Beware the Earworm
Remember the TV show Soap? It was brilliant and ahead of its time. In the opening credits, we learned that the sweet, somewhat dim sister Jessica Tate (Katherine Helmond) was the sort of person who thought life would be better if it was set to music. Sounds lovely, doesn’t it? Think about a constantly running soundtrack being played in your head all day, all night…are you shower sobbing yet? YOU SHOULD BE.
I have constant earworms. And mine don’t last a couple of hours – my record was the theme from Cabaret which was on an endless loop for at least 3 months. Even hearing the word Chelsea makes me heave. Other outstanding examples: Rhinestone Cowboy, Alone Again Naturally, Wildfire (I didn’t mind that one, I unironically love that song. Its a ghost story, people!) and most lately I am in Day 3 of The Blue Danube Waltz. I seem to have had a musical taste upgrade! (And if you clicked any of those musical links, please accept my apologies.)
Enjoying a Strauss waltz while reading, cooking, trying to sleep, driving, right now – not that bad. And I can’t hear the music without flashing back to what was the most mind blowing event of my eight year old life – seeing the film 2001: ASpace Odyssey on the big screen. I think I saw that movie 10 times when it came out. It began my love affair with science fiction and my introduction to Golden Age writers like Clark and Asimov (among a million other.)

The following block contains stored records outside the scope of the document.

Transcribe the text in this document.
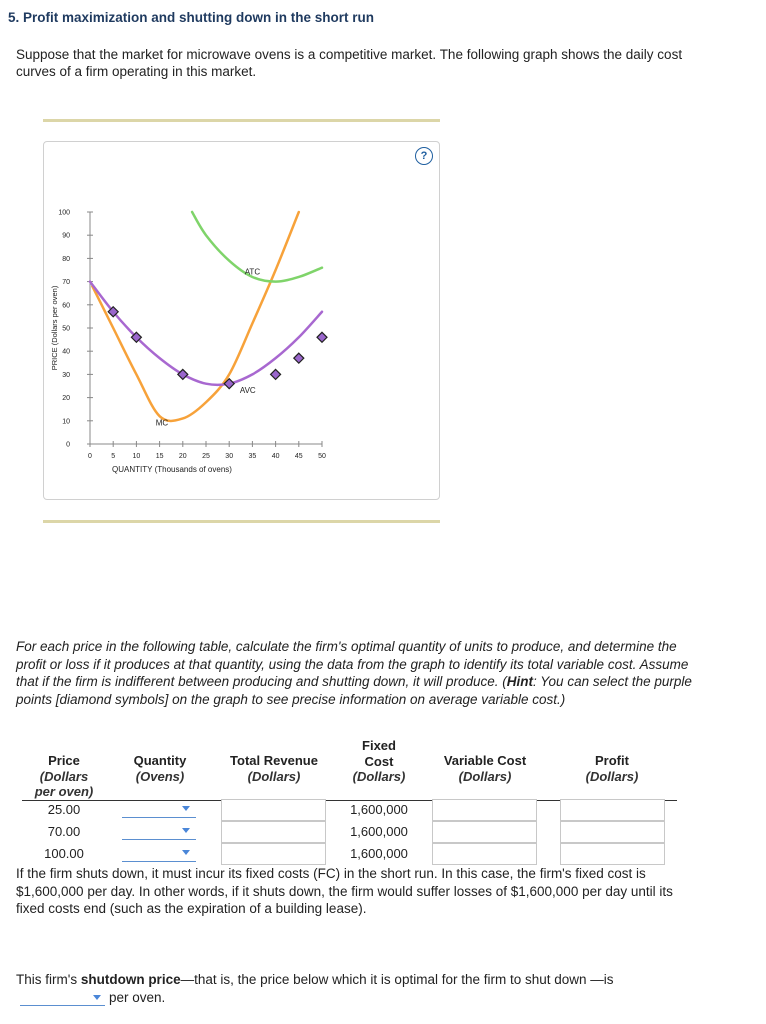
5. Profit maximization and shutting down in the short run
Suppose that the market for microwave ovens is a competitive market. The following graph shows the daily cost curves of a firm operating in this market.
?
0
10
20
30
40
50
60
70
80
90
100
0	5 10 15 20 25 30 35 40 45 50
QUANTITY (Thousands of ovens)
PRICE (Dollars per oven)
ATC
AVC
MC
For each price in the following table, calculate the firm's optimal quantity of units to produce, and determine the profit or loss if it produces at that quantity, using the data from the graph to identify its total variable cost. Assume that if the firm is indifferent between producing and shutting down, it will produce. (Hint: You can select the purple points [diamond symbols] on the graph to see precise information on average variable cost.)
Price
(Dollars per oven)
Quantity
(Ovens)
Total Revenue
(Dollars)
Fixed Cost
(Dollars)
Variable Cost
(Dollars)
Profit
(Dollars)
25.00	1,600,000
70.00	1,600,000
100.00	1,600,000
If the firm shuts down, it must incur its fixed costs (FC) in the short run. In this case, the firm's fixed cost is $1,600,000 per day. In other words, if it shuts down, the firm would suffer losses of $1,600,000 per day until its fixed costs end (such as the expiration of a building lease).
This firm's shutdown price—that is, the price below which it is optimal for the firm to shut down —is
per oven.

Two years later, I was very excited to go see another big budget (at the time) SF film, The Andromeda Strain. There were no sleek, elegant spaceships, no blue food, no Louis XIV decorated hotel room, not even a damn dirty ape! Only a dusty little town and a lot of dead people. Like the song that won’t get out of your head, this was the film that infected my young mind. It terrified me. I was a pretty nervous kid, I was scared of a lot of things – very specific things. I was afraid of the sun going nova. I was afraid of the electric plant smoke stacks (which I could see from my Long Island bedroom window) giving us all lung cancer. And most of all, I was afraid of the Andromeda disease killing my family. For some reason, it never occurred to me that I would also be a victim of blood-turning-to-dust. All I knew was it was really important to check and make sure my folks were still breathing. And this lasted for at least a year! During that time I had to break up with science fiction. It was too scary! It took Zenna Henderson’s Book of the People (which has been called Walton’s Mountain in Outer Space)(William Shatner was in that movie!) to lure me back to the SF fold.

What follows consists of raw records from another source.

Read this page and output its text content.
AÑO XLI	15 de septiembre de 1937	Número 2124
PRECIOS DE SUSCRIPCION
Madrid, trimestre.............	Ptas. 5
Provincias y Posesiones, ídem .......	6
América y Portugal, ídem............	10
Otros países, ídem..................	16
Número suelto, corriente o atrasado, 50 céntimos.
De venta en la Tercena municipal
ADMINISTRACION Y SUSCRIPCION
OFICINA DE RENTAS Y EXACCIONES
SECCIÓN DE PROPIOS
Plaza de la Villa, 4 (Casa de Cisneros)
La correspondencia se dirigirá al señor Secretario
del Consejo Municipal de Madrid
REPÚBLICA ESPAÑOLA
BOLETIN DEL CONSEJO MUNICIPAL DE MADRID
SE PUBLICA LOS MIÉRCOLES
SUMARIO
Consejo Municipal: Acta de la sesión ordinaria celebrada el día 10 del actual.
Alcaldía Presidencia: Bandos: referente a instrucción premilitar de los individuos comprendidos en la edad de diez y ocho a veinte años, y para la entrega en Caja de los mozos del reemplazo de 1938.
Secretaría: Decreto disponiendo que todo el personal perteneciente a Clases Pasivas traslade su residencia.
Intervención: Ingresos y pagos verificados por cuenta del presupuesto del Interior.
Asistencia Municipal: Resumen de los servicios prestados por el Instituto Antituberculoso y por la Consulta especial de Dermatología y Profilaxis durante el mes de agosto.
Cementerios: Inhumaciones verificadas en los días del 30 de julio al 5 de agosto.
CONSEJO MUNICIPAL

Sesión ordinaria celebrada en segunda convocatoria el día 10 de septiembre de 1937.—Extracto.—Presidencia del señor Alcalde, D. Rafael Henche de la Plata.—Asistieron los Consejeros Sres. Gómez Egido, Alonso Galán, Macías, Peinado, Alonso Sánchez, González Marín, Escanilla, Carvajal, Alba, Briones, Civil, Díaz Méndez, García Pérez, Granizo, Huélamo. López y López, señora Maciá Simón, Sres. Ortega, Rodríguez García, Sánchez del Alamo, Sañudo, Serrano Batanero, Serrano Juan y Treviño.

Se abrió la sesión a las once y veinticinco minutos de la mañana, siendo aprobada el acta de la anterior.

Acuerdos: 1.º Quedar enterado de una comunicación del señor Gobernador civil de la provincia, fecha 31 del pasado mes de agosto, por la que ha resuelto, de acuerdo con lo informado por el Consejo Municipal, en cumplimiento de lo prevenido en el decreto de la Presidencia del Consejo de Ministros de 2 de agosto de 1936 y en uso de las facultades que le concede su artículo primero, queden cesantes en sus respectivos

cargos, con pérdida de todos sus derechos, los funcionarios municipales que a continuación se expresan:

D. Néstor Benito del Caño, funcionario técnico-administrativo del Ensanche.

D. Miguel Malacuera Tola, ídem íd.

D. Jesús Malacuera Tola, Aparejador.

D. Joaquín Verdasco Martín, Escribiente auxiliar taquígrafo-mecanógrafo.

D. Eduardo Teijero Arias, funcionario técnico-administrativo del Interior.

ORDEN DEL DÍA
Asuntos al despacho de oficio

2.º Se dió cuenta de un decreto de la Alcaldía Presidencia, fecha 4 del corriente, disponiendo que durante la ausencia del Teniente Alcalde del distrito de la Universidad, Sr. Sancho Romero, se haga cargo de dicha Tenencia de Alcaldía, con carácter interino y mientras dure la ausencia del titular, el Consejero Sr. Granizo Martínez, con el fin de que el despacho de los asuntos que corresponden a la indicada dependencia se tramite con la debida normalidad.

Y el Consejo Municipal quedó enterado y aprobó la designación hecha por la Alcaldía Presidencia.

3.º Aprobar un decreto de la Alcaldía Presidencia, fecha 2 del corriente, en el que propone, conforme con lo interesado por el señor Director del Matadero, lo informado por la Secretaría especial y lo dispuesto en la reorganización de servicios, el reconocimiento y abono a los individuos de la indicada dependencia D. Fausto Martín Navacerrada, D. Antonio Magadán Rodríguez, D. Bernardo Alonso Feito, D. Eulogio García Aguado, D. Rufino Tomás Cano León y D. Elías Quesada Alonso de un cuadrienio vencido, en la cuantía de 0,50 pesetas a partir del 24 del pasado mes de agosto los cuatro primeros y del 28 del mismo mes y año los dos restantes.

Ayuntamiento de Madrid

The Andromeda Strain was on FX or TNT or something not that long ago, and I grabbed ahold of myself, poured a glass of wine, and sat down to watch it. Not surprisingly, it was really no big deal. The effects don’t hold up and the tech is obviously quite dated. The suspense isn’t all that suspensey. I let out a big Hmmmmm and went on with my day. The image of the dead guy with his forehead split open by the steering wheel – AND HIS BLOOD TURNED TO DUST! I confess that still kind of gave me the yicks. I wonder if I’m less scare-able? Or more discerning? Or maybe my hamster wheel brain has turned from being scared by movies to being driven slowly insane by the Blue Danube.
Here’s the sequence that started it all:
Docking sequence from 2001:A Space Odyssey
Speaking of things we love unironically, I love “Andromeda Strain” unironically! I actually own the DVD, and yes, for several years I, too, was afraid of my blood turning to dust, but only because I legitimately expected to be going into space someday.
But how old were you when you first saw it and did it scare the crap out of you??? And some of us expect that you’ll be going into space any time now, possibly this afternoon. Pack extra socks!